Je suis une fois encore atteint de tics et tocs plumitifs, mais pour cette fois-ci vous proposer une analyse critique de ma profession. Je disais à la sortie de mon deuxième roman «Flic à Bangkok»: « le métier policier vu comme une odyssée dans la société humaine », je ne croyais pas si bien dire.

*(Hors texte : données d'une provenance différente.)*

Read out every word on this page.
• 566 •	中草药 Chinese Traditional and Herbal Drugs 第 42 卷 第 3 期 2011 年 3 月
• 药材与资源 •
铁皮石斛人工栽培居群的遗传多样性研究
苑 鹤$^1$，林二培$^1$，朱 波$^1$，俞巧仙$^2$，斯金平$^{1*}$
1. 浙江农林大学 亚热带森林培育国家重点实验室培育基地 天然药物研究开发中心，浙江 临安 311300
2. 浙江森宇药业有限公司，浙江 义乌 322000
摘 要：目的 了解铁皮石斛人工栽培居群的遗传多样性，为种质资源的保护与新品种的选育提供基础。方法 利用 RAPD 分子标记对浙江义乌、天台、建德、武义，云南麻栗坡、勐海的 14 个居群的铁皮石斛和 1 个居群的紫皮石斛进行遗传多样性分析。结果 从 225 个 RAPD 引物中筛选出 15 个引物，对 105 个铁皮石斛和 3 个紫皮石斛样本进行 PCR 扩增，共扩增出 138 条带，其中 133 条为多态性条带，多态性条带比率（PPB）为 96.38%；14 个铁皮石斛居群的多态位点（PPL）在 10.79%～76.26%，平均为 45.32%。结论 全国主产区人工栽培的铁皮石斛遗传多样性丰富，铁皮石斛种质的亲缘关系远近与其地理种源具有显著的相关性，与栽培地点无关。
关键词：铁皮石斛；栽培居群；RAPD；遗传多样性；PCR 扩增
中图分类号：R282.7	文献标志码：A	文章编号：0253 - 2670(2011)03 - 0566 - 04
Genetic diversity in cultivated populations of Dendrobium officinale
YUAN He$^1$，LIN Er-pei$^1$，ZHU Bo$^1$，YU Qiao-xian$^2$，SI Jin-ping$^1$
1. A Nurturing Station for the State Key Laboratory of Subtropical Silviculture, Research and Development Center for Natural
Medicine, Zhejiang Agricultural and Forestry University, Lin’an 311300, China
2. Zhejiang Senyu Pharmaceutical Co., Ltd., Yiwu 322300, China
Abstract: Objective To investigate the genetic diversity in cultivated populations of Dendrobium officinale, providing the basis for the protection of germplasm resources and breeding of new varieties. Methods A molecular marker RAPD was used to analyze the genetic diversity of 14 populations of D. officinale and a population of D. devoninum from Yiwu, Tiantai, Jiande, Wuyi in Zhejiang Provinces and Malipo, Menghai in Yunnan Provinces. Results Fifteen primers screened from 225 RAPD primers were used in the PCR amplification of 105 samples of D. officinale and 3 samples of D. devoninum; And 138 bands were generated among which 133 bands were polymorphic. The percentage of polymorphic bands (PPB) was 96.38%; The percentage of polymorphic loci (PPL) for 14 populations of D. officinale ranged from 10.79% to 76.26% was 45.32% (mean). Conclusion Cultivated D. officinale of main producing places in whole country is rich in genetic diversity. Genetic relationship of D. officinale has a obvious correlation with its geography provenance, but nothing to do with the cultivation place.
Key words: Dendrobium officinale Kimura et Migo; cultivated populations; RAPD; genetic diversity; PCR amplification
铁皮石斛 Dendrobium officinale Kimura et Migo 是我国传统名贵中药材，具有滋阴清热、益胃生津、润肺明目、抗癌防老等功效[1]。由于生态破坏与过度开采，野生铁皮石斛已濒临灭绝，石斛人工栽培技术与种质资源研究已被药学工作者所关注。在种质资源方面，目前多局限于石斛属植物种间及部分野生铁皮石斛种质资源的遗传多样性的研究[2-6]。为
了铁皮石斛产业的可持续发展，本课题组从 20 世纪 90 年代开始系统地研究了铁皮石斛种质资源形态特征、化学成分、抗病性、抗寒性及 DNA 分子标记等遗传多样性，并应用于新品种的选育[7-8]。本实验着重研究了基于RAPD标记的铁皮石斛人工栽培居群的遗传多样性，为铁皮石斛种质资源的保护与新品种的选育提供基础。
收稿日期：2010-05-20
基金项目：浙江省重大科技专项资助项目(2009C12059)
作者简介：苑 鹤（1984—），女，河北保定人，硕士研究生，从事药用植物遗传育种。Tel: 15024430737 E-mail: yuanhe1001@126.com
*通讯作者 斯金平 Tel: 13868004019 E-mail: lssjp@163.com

Dans Présumé non coupable, des flics contre le racisme, j’ai posé pour quelques temps mon vêtement de romancier pour celui de flic-chercheur, et observé des interventions policières dans lesquels la société civile, la société politique et nos hiérarchies y voient parfois des actes à caractères discriminatoires ou « racistes ». J’ai souhaité comprendre comment les policiers, ces boucaniers du bitume, n’ont parfois pas les mots pour rendre compte de leurs actions.

Car, ma position est la suivante: la discrimination est un outil pratique pour les policiers.

C’est pourquoi j’ai souhaité confronter le management de la police aux responsabilités premières des ressources humaines, trop absentes à mon goût dans l’encadrement du personnel policier, en Suisse et en Europe.

Alors j’ai vu qu’il n’y avait pas de policiers racistes, les méthodes de recrutement nous préservent de ce fléau. Mais j’ai vu des policiers qui n’avaient pas toujours les réflexes de différencier les discriminations professionnelles, qui sont pour nous des moyens pratiques, justifiés et justifiables, et les discriminations étroites et négatives, nourries par l’expérience et la régularité métronomiques de certaines de nos interventions.

Ce texte vulgarisé, que je vous propose de critiquer, n’est pas qu’un gambillage des mots, il s’agit d’une expérience d’analyse sur les pratiques d’enquêtes et d’interpellation.